Updated

The New York City Police Department, along with other local police departments across the state, will activate the controversial federal Secure Communities program next week, despite objections from New York Gov. Andrew Cuomo and other elected officials.

New York City joins the state's Westchester, Nassau and Suffolk counties in implementing the program, which feeds fingerprint information from local police departments to the Department of Homeland Security  (DHS) through the FBI.

Gov. Cuomo withdrew New York from the program last June, saying that it failed to meet its goal to “deport serious felons.”

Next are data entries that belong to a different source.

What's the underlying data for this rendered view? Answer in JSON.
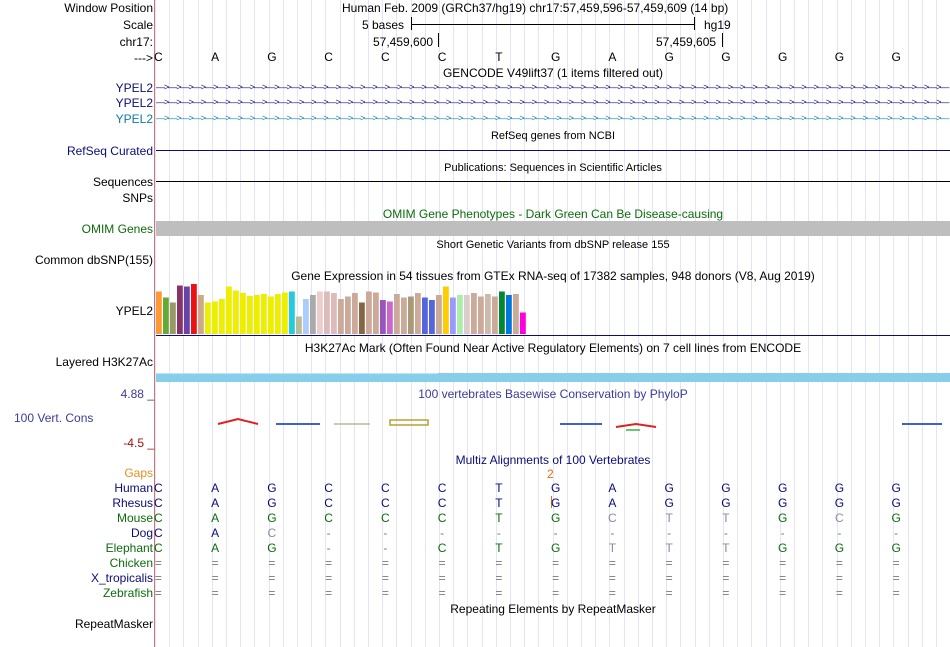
{
  "header": {
    "labels": [
      "Window Position",
      "Scale",
      "chr17:",
      "--->"
    ],
    "position_text": "Human Feb. 2009 (GRCh37/hg19)   chr17:57,459,596-57,459,609 (14 bp)",
    "scale_text": "5 bases",
    "scale_db": "hg19",
    "ruler_left": "57,459,600",
    "ruler_right": "57,459,605"
  },
  "bases": [
    "C",
    "A",
    "G",
    "C",
    "C",
    "C",
    "T",
    "G",
    "A",
    "G",
    "G",
    "G",
    "G",
    "G"
  ],
  "tracks": {
    "gencode_title": "GENCODE V49lift37 (1 items filtered out)",
    "gencode_genes": [
      "YPEL2",
      "YPEL2",
      "YPEL2"
    ],
    "gencode_colors": [
      "#0c0c78",
      "#0c0c78",
      "#0c7ca8"
    ],
    "refseq_title": "RefSeq genes from NCBI",
    "refseq_label": "RefSeq Curated",
    "pubs_title": "Publications: Sequences in Scientific Articles",
    "pubs_label": "Sequences",
    "snps_label": "SNPs",
    "omim_title": "OMIM Gene Phenotypes - Dark Green Can Be Disease-causing",
    "omim_label": "OMIM Genes",
    "dbsnp_title": "Short Genetic Variants from dbSNP release 155",
    "dbsnp_label": "Common dbSNP(155)",
    "gtex_title": "Gene Expression in 54 tissues from GTEx RNA-seq of 17382 samples, 948 donors (V8, Aug 2019)",
    "gtex_label": "YPEL2",
    "h3k27_title": "H3K27Ac Mark (Often Found Near Active Regulatory Elements) on 7 cell lines from ENCODE",
    "h3k27_label": "Layered H3K27Ac",
    "cons_title": "100 vertebrates Basewise Conservation by PhyloP",
    "cons_label": "100 Vert. Cons",
    "cons_max": "4.88 _",
    "cons_min": "-4.5 _",
    "multiz_title": "Multiz Alignments of 100 Vertebrates",
    "gaps_label": "Gaps",
    "gap_count": "2",
    "rmsk_title": "Repeating Elements by RepeatMasker",
    "rmsk_label": "RepeatMasker"
  },
  "gtex_bars": [
    {
      "v": 0.85,
      "c": "#ff9933"
    },
    {
      "v": 0.73,
      "c": "#66aa33"
    },
    {
      "v": 0.63,
      "c": "#999966"
    },
    {
      "v": 0.97,
      "c": "#883366"
    },
    {
      "v": 0.95,
      "c": "#6644aa"
    },
    {
      "v": 1.0,
      "c": "#ee1111"
    },
    {
      "v": 0.78,
      "c": "#ccaa88"
    },
    {
      "v": 0.63,
      "c": "#eeee00"
    },
    {
      "v": 0.65,
      "c": "#eeee00"
    },
    {
      "v": 0.7,
      "c": "#eeee00"
    },
    {
      "v": 0.95,
      "c": "#eeee00"
    },
    {
      "v": 0.87,
      "c": "#eeee00"
    },
    {
      "v": 0.82,
      "c": "#eeee00"
    },
    {
      "v": 0.76,
      "c": "#eeee00"
    },
    {
      "v": 0.78,
      "c": "#eeee00"
    },
    {
      "v": 0.8,
      "c": "#eeee00"
    },
    {
      "v": 0.75,
      "c": "#eeee00"
    },
    {
      "v": 0.8,
      "c": "#eeee00"
    },
    {
      "v": 0.83,
      "c": "#eeee00"
    },
    {
      "v": 0.85,
      "c": "#22ccdd"
    },
    {
      "v": 0.35,
      "c": "#bbbb99"
    },
    {
      "v": 0.7,
      "c": "#aaccff"
    },
    {
      "v": 0.78,
      "c": "#aaaaaa"
    },
    {
      "v": 0.85,
      "c": "#eecccc"
    },
    {
      "v": 0.85,
      "c": "#ddbbbb"
    },
    {
      "v": 0.82,
      "c": "#ddbbbb"
    },
    {
      "v": 0.7,
      "c": "#ccaa99"
    },
    {
      "v": 0.75,
      "c": "#ccaa99"
    },
    {
      "v": 0.82,
      "c": "#ccaa99"
    },
    {
      "v": 0.63,
      "c": "#886644"
    },
    {
      "v": 0.85,
      "c": "#ccaa99"
    },
    {
      "v": 0.83,
      "c": "#ccaa99"
    },
    {
      "v": 0.68,
      "c": "#9955bb"
    },
    {
      "v": 0.65,
      "c": "#cc66cc"
    },
    {
      "v": 0.8,
      "c": "#ccaa99"
    },
    {
      "v": 0.73,
      "c": "#ccaa99"
    },
    {
      "v": 0.75,
      "c": "#aa9977"
    },
    {
      "v": 0.82,
      "c": "#ccaa99"
    },
    {
      "v": 0.73,
      "c": "#5566dd"
    },
    {
      "v": 0.68,
      "c": "#5566dd"
    },
    {
      "v": 0.78,
      "c": "#ccaa99"
    },
    {
      "v": 0.95,
      "c": "#ffcc00"
    },
    {
      "v": 0.73,
      "c": "#9999ff"
    },
    {
      "v": 0.78,
      "c": "#aaeeaa"
    },
    {
      "v": 0.78,
      "c": "#ddcccc"
    },
    {
      "v": 0.82,
      "c": "#ccaa99"
    },
    {
      "v": 0.75,
      "c": "#ccaa99"
    },
    {
      "v": 0.8,
      "c": "#ccbbaa"
    },
    {
      "v": 0.75,
      "c": "#ccaa99"
    },
    {
      "v": 0.85,
      "c": "#008833"
    },
    {
      "v": 0.78,
      "c": "#0077dd"
    },
    {
      "v": 0.8,
      "c": "#ccaa99"
    },
    {
      "v": 0.43,
      "c": "#ff00dd"
    }
  ],
  "species": [
    {
      "name": "Human",
      "color": "#0c0c78",
      "seq": [
        "C",
        "A",
        "G",
        "C",
        "C",
        "C",
        "T",
        "G",
        "A",
        "G",
        "G",
        "G",
        "G",
        "G"
      ]
    },
    {
      "name": "Rhesus",
      "color": "#0c0c78",
      "seq": [
        "C",
        "A",
        "G",
        "C",
        "C",
        "C",
        "T",
        "G",
        "A",
        "G",
        "G",
        "G",
        "G",
        "G"
      ]
    },
    {
      "name": "Mouse",
      "color": "#0c6c0c",
      "seq": [
        "C",
        "A",
        "G",
        "C",
        "C",
        "C",
        "T",
        "G",
        "C",
        "T",
        "T",
        "G",
        "C",
        "G"
      ]
    },
    {
      "name": "Dog",
      "color": "#0c0c78",
      "seq": [
        "C",
        "A",
        "C",
        "-",
        "-",
        "-",
        "-",
        "-",
        "-",
        "-",
        "-",
        "-",
        "-",
        "-"
      ]
    },
    {
      "name": "Elephant",
      "color": "#0c6c0c",
      "seq": [
        "C",
        "A",
        "G",
        "-",
        "-",
        "C",
        "T",
        "G",
        "T",
        "T",
        "T",
        "G",
        "G",
        "G"
      ]
    },
    {
      "name": "Chicken",
      "color": "#0c6c0c",
      "seq": [
        "=",
        "=",
        "=",
        "=",
        "=",
        "=",
        "=",
        "=",
        "=",
        "=",
        "=",
        "=",
        "=",
        "="
      ]
    },
    {
      "name": "X_tropicalis",
      "color": "#0c0c78",
      "seq": [
        "=",
        "=",
        "=",
        "=",
        "=",
        "=",
        "=",
        "=",
        "=",
        "=",
        "=",
        "=",
        "=",
        "="
      ]
    },
    {
      "name": "Zebrafish",
      "color": "#0c6c0c",
      "seq": [
        "=",
        "=",
        "=",
        "=",
        "=",
        "=",
        "=",
        "=",
        "=",
        "=",
        "=",
        "=",
        "=",
        "="
      ]
    }
  ]
}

However despite initially characterizing the program as voluntary, Immigration and Customs Enforcement (ICE) said last year that states could not opt-out of the program and that it must be implemented across the country by 2013.

I am deeply troubled by and have always opposed the implementation of Secure Communities in New York City.

— New York City Council Speaker Christine Quinn

“Secure Communities has proven to be the single most valuable tool in allowing the agency to eliminate the ad hoc approach of the past and focus on criminal aliens and repeat immigration law violators,” an ICE spokesman said in a statement.

Both public officials and immigration rights activists have criticized the program and expressed disappointment in its implementation countrywide.

New York City Council Speaker Christine Quinn said that it will harm too many people charged with low-level offenses and make immigrants hesitant to cooperate with police or report crimes.

“I am deeply troubled by and have always opposed the implementation of Secure Communities in New York City,” said Quinn. “I do not want this implemented and I oppose any government move to force New York City to abide by this unfair policy.”

ICE states that the Secure Communities program has removed over 135,000 convicted criminal aliens including over 49,000 convicted of major violent offenses like murder, rape and child abuse.

Immigration rights activists also argue that the program disproportionately targets Latinos, giving rise to both ethnic and racial profiling among law enforcement agencies.

“We now know that Latinos are disproportionately arrested by ICE through Secure Communities, the program has an adverse impact on community policing, and states and localities around the country do not want it in their communities,” said Chung-Wha Hong, executive director of the New York Immigration Coalition in a statement. “And yet the criticism goes unheeded by the administration. Simply put, the President and Secretary Napolitano must stop the rapid rollout of this fatally flawed program."